This won a laugh for several reasons. For one thing it was mildly surprising and oblique, a joke that played with expectations of sitcom form. For another it seemed to me quite sharp about the radically diminished excitements of the domestic life, in which kettle-recognition might plausibly be the most memorable incident of a given day. And Grown Ups is precisely about the universal dilemma of such narrowing horizons (if it hasn't happened to you yet, enjoy yourself while you still have time).

The programme begins with a title sequence in which a childish stick drawing of five figures morphs into the principal characters of the comedy and they all look mildly bemused as they swell into full definition, a nice allusion to the way that adulthood comes to most of us in the form of an ambush. But the kettle joke also exemplifies the goal for any successful comedy, a galvanizing moment of recognition, and here Grown Ups is far better in theory than it is in practice.
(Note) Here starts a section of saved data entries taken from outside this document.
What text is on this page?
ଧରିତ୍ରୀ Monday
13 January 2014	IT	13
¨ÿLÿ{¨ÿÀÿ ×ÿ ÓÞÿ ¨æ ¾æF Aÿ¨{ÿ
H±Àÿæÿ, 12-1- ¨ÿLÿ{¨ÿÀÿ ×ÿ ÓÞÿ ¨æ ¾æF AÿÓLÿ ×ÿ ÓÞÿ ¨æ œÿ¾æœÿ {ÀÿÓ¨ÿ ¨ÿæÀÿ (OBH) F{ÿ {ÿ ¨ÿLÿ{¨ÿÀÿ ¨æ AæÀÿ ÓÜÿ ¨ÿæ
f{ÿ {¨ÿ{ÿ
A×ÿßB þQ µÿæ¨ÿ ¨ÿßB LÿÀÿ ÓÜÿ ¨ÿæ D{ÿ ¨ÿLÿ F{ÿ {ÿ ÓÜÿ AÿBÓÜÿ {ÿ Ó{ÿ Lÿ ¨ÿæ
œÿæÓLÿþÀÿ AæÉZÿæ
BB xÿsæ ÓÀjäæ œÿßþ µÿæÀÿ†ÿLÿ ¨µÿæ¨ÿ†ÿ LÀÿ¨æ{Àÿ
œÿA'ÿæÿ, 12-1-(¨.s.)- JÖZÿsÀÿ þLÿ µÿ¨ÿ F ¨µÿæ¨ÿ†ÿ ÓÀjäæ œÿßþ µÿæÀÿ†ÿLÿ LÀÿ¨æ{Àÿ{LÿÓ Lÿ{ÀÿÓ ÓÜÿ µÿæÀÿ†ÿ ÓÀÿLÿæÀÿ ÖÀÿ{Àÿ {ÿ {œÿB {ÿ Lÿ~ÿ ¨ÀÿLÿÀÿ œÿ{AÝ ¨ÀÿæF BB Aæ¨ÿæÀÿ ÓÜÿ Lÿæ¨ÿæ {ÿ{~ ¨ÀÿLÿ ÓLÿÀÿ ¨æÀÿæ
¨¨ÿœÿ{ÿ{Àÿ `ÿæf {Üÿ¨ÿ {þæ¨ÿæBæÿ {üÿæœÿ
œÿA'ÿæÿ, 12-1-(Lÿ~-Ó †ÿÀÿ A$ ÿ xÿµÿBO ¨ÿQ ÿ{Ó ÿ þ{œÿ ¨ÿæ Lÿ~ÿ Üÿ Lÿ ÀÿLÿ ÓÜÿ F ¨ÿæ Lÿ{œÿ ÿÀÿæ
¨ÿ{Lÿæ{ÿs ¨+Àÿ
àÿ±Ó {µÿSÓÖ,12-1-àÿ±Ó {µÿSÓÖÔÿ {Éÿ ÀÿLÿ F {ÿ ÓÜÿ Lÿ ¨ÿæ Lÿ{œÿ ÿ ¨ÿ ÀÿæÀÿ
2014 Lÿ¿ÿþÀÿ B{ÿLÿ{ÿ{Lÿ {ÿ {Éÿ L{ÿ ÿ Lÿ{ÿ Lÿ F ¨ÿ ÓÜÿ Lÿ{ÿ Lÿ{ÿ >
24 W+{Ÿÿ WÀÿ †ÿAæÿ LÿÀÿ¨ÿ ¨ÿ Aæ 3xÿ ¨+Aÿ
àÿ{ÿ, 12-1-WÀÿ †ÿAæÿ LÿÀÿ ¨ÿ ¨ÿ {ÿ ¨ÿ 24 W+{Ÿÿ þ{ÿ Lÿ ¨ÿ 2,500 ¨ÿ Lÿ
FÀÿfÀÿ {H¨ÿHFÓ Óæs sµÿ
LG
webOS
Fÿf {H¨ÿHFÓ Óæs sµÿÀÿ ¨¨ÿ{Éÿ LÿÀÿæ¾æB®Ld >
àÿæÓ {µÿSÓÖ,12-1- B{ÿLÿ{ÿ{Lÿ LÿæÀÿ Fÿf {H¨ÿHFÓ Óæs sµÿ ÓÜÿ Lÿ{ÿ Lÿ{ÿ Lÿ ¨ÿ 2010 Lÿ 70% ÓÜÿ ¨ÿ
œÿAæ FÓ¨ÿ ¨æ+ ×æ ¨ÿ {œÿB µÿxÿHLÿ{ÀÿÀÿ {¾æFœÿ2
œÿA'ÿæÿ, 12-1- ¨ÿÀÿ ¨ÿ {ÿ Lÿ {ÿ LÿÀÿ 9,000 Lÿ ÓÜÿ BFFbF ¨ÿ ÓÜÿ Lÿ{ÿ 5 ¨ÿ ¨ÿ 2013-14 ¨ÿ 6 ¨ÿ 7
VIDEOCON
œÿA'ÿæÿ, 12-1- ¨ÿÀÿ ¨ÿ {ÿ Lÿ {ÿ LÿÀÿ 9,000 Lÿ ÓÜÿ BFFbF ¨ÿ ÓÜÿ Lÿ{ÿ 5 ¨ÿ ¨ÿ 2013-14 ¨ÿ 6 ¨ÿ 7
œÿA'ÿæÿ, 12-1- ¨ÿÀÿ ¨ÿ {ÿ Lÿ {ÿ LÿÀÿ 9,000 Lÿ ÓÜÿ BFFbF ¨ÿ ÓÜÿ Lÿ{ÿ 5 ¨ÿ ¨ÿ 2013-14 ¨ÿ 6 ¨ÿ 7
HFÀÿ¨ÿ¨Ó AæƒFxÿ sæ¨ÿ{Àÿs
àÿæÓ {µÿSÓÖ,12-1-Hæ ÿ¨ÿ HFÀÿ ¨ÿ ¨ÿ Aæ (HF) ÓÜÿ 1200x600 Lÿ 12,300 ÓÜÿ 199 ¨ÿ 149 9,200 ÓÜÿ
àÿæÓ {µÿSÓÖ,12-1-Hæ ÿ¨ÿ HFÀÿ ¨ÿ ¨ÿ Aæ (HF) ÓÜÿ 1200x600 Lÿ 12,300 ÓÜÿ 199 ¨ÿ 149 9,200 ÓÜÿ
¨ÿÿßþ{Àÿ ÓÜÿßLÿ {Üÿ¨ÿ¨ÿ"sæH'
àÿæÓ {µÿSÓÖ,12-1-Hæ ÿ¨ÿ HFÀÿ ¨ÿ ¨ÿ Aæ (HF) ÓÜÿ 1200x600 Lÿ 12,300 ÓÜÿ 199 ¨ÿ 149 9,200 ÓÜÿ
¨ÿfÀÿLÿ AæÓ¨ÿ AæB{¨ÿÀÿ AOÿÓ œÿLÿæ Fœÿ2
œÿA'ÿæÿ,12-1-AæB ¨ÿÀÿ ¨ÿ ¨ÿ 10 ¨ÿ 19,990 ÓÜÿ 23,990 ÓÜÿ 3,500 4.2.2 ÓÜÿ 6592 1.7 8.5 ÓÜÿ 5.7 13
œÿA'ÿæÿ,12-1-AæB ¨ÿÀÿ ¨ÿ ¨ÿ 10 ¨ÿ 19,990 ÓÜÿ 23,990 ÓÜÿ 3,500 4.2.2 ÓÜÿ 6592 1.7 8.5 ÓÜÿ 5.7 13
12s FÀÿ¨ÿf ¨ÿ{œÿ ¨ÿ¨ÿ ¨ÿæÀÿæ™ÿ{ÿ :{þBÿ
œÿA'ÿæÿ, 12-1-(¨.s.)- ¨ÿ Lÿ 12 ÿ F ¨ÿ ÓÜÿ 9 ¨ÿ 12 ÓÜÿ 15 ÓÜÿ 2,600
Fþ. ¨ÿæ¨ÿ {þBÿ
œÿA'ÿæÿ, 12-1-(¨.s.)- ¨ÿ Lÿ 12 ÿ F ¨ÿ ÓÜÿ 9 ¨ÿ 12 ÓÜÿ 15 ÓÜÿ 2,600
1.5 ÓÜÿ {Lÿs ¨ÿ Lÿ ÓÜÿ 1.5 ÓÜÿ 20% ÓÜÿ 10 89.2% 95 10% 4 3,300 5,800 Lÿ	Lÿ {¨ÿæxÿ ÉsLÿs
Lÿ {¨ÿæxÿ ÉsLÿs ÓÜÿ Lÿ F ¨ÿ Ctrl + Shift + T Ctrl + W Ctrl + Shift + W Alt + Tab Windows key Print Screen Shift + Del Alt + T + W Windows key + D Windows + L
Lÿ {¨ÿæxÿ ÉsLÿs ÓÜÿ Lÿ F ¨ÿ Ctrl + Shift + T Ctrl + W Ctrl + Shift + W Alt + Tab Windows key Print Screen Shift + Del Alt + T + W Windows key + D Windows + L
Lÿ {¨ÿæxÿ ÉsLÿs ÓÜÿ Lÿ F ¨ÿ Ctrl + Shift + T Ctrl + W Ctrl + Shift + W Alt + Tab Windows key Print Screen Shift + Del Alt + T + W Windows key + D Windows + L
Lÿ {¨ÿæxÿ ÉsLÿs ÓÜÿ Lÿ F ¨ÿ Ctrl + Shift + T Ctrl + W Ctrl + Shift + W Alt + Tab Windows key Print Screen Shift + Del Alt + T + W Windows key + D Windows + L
While the subject matter is refreshing (most existing couples-comedy is about much older people), while the form offers a break from the standard three-piece-suite farce (there are brief excursions into fantasy and pastiche) and while there is a nice inconsequentiality to some of the dialogue, Grown Ups doesn't quite deliver on its promises.

Part of the problem is the vexing addiction of British sit-com to gormlessness. This isn't actually incurable - one of the reasons that The Vicar of Dibley works, despite its self-consciously vintage construction, is that Dawn French's character is allowed to be knowing and witty - she tempers the general idiocy so that it never gets too cloying. At first it looks as if Bob, the balding sociology lecturer, might be permitted a similar dignity here. When an errant friend begins to fret incoherently about the thwarting of his artistic ambitions Bob interrupts with sardonic acuity; "Jim, skip the intro. Who're you sleeping with?" But later on we're expected to believe that the same man gets into a froth of ungovernable suspicion because his wife has gone to visit the friend in his studio: "He's a photographer, you know what they're like," he mutters, with a cuckold's panic. Well we know what they're like in duff comedies, it's true, and we know, with tedious exactitude, how jealous husbands behave in the same genre, but we had been hoping for something different, something less dependent on a cast of half-wits. At such moments you suspect that Mel and Bob probably stayed with Terry and June over the Christmas holidays. It seems unlikely that many people will sit up suddenly and say "Look, look, we once had a row just like that".

The other problem is a certain thinness of comic texture, a fact which may have as much to do with manpower as invention (Grown Ups has a single credited writer, Paul Makin). It was less than wise, in this respect, to make fun of American television (even though the sequence contained a good parody of Friends style gestural acting). When Mel, for example, notes that happily married couples are "an endangered species - we'll end up a safari park", the image is simply allowed to peter out. As a feed line this is passable (it has been said before, after all) but when, after a nicely-timed comic pause, it returns in paraphrased form as its own punchline, it just makes you think wistfully of the ruthless craftsmanship of the best American comedy.